Zusätzlich spielt die Betriebszeit eine Rolle. Eine Anlage, die im Dreischichtbetrieb läuft, erreicht kritische Druckdifferenzwerte deutlich schneller als eine Anlage im Einschichtbetrieb. Die Gefährdungsbeurteilung nach GefStoffV bildet die Grundlage für die Festlegung individueller Reinigungsintervalle.

Wie oft muss die Absauganlage in der Praxis gereinigt werden?

In der Lebensmittelproduktion empfiehlt sich eine Reinigung der Absauganlage alle vier bis acht Wochen. Betriebe mit sehr hohem Staubaufkommen, etwa in der Mehl- oder Gewürzverarbeitung, sollten das Intervall auf zwei bis vier Wochen verkürzen. Maßgeblich ist immer der tatsächliche Betriebszustand der Anlage, nicht allein ein fester Kalenderrhythmus.

In der Praxis haben sich zwei Ansätze bewährt:

  1. Zeitbasierte Reinigung: Ein festes Intervall, etwa alle vier Wochen, wird im Wartungsplan festgelegt. Dieser Ansatz ist einfach zu organisieren, kann aber zu unnötigen Reinigungen führen, wenn die Anlage wenig ausgelastet ist.
  2. Zustandsbasierte Reinigung: Die Reinigung erfolgt, sobald die Druckdifferenz einen definierten Schwellenwert überschreitet. Dieser Ansatz ist technisch präziser und schont Filtermedien und Betriebszeit.

Für die meisten Lebensmittelbetriebe empfiehlt sich eine Kombination: ein maximales Kalenderintervall als Sicherheitsnetz und eine kontinuierliche Druckdifferenzüberwachung als primäres Auslösekriterium. Die Wartungsplanung sollte schriftlich dokumentiert und regelmäßig überprüft werden.

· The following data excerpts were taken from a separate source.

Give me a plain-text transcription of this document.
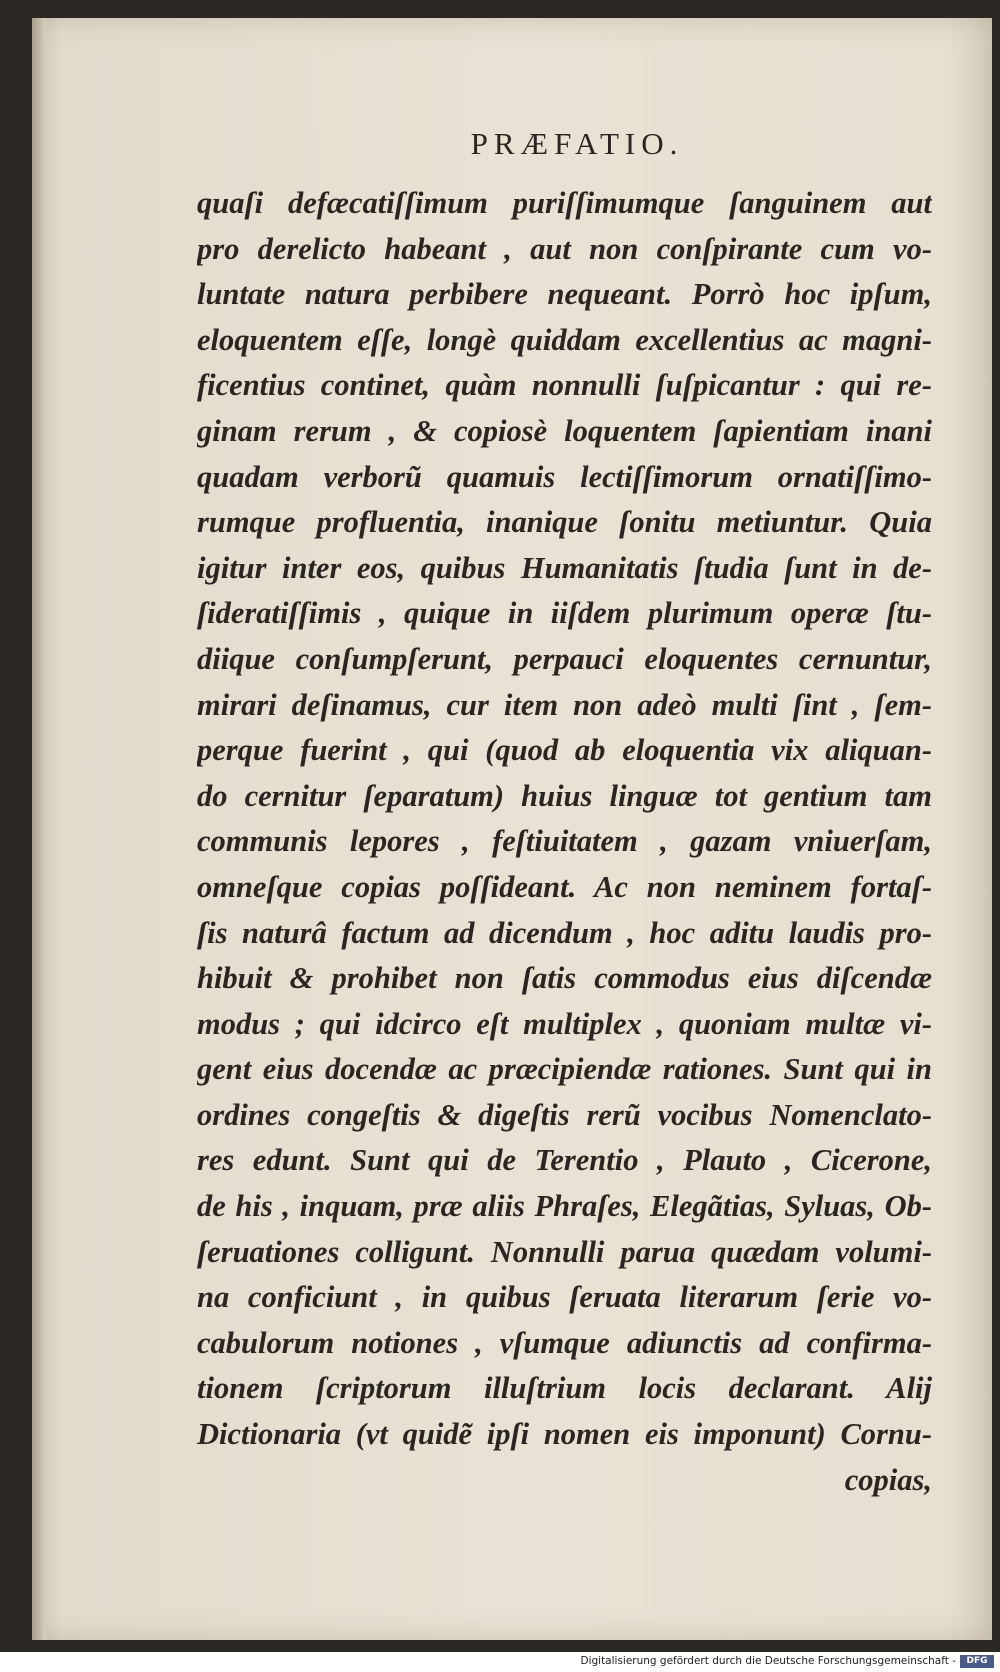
PRÆFATIO.
quaſi defæcatiſſimum puriſſimumque ſanguinem aut
pro derelicto habeant , aut non conſpirante cum vo-
luntate natura perbibere nequeant. Porrò hoc ipſum,
eloquentem eſſe, longè quiddam excellentius ac magni-
ficentius continet, quàm nonnulli ſuſpicantur : qui re-
ginam rerum , & copiosè loquentem ſapientiam inani
quadam verborũ quamuis lectiſſimorum ornatiſſimo-
rumque profluentia, inanique ſonitu metiuntur. Quia
igitur inter eos, quibus Humanitatis ſtudia ſunt in de-
ſideratiſſimis , quique in iiſdem plurimum operæ ſtu-
diique conſumpſerunt, perpauci eloquentes cernuntur,
mirari deſinamus, cur item non adeò multi ſint , ſem-
perque fuerint , qui (quod ab eloquentia vix aliquan-
do cernitur ſeparatum) huius linguæ tot gentium tam
communis lepores , feſtiuitatem , gazam vniuerſam,
omneſque copias poſſideant. Ac non neminem fortaſ-
ſis naturâ factum ad dicendum , hoc aditu laudis pro-
hibuit & prohibet non ſatis commodus eius diſcendæ
modus ; qui idcirco eſt multiplex , quoniam multæ vi-
gent eius docendæ ac præcipiendæ rationes. Sunt qui in
ordines congeſtis & digeſtis rerũ vocibus Nomenclato-
res edunt. Sunt qui de Terentio , Plauto , Cicerone,
de his , inquam, præ aliis Phraſes, Elegãtias, Syluas, Ob-
ſeruationes colligunt. Nonnulli parua quædam volumi-
na conficiunt , in quibus ſeruata literarum ſerie vo-
cabulorum notiones , vſumque adiunctis ad confirma-
tionem ſcriptorum illuſtrium locis declarant. Alij
Dictionaria (vt quidẽ ipſi nomen eis imponunt) Cornu-
copias,
Digitalisierung gefördert durch die Deutsche Forschungsgemeinschaft -	DFG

Was passiert, wenn die Reinigung zu selten erfolgt?

Wird eine Absauganlage in der Lebensmittelproduktion zu selten gereinigt, steigt der Druckverlust im Filtersystem. Der Volumenstrom sinkt, die Absaugleistung an den Erfassungsstellen nimmt ab, und Schadstoffe gelangen zurück in die Hallenluft. In der Lebensmittelproduktion kommt ein weiteres Risiko hinzu: Organische Ablagerungen im Filter können zu einem Nährboden für Mikroorganismen werden.

Die konkreten Folgen im Überblick:

  • Sinkende Luftreinheit: Staub, Dämpfe oder Aerosole werden nicht mehr vollständig erfasst. Das belastet die Atemluft der Beschäftigten und kann Arbeitsplatzgrenzwerte nach TRGS 900 verletzen.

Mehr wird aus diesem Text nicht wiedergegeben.